Anna had loved him too, near the end. That was the part Tom could not get past, on the bad nights. When Anna got sick, Mr. Vance had come to the house himself. He had sat by her bed. He had held Tom's arm and looked at him with wet, kind eyes and said, "Whatever you need, my friend. Whatever it costs. Let me carry this with you." And he had paid for everything. Every doctor, every machine, every night in the good ward with his name on the wall.

And Anna had died anyway, and Tom had signed a paper, and he had never let himself think too hard about what the paper meant, because thinking about it felt like a stone he could not lift.

"Daddy," Lily said from the back seat. "You're being quiet."

"Just thinking, bug," Tom said.

"Thinking about Mummy?"

He looked at her in the little mirror. She had Anna's eyes. It was the kindest and the cruelest thing in the world, that she had Anna's eyes.

"Yeah," he said. "A little."

"Me too," Lily said, and went back to her picture, easy as that, the way children carry their grief in one hand and a drawing in the other.

That night, after Lily was asleep, Tom sat at the kitchen table in the dark and did not turn on the light. He waited for it to hit him. The fear, the panic, the wave. He was a man who had months to live. He should have been falling apart.

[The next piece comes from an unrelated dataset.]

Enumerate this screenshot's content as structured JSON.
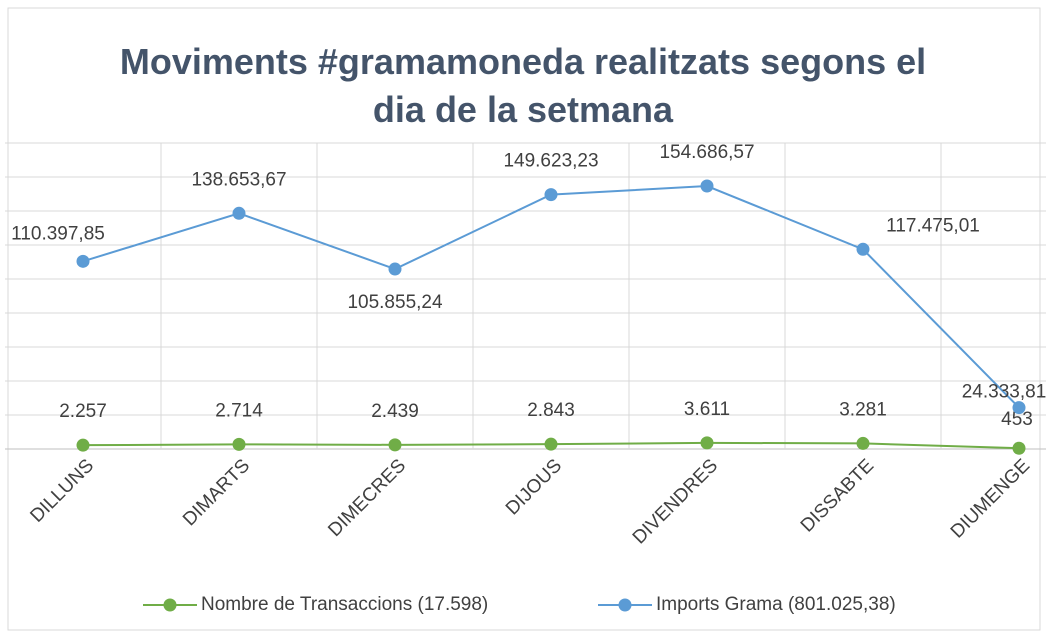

But something strange was happening to Tom, in the dark, at that table. The fear was there, yes. But under it, slow and cold and steady, something else was rising, and it was not panic at all. It felt almost like calm.

Because Tom had spent two years being afraid of Mr. Vance. Afraid of his money, his lawyers, his kind smile, his power over the town. Vance could take your job, your name, your good standing. Vance could make people look at you like you were crazy and bitter and ungrateful. Vance had built his whole life on the one simple fact that everybody had something to lose, and everybody was afraid to lose it.

Tom looked at his own hands again, there in the dark.

He didn't have a job that mattered anymore. He didn't have a name worth protecting. He had months. There was nothing left that Vance could take from him.

Nothing except Lily. And Lily was exactly what he was going to spend every one of those months on.

He got up. He found an old notebook in the drawer, the kind he used to write down car parts in. He opened it to a clean page. And he sat back down, and he began, very quietly, to think. Not like a frightened man, but like a man planning a long trip he was only going to take once.

He did not write down a plan. He was too careful for that, even now, even alone. He just sat with it, turning it over, the way you turn a key in your hand before you decide which door.

By the time the sky went grey, Tom had stopped being afraid.

And that should have frightened him most of all.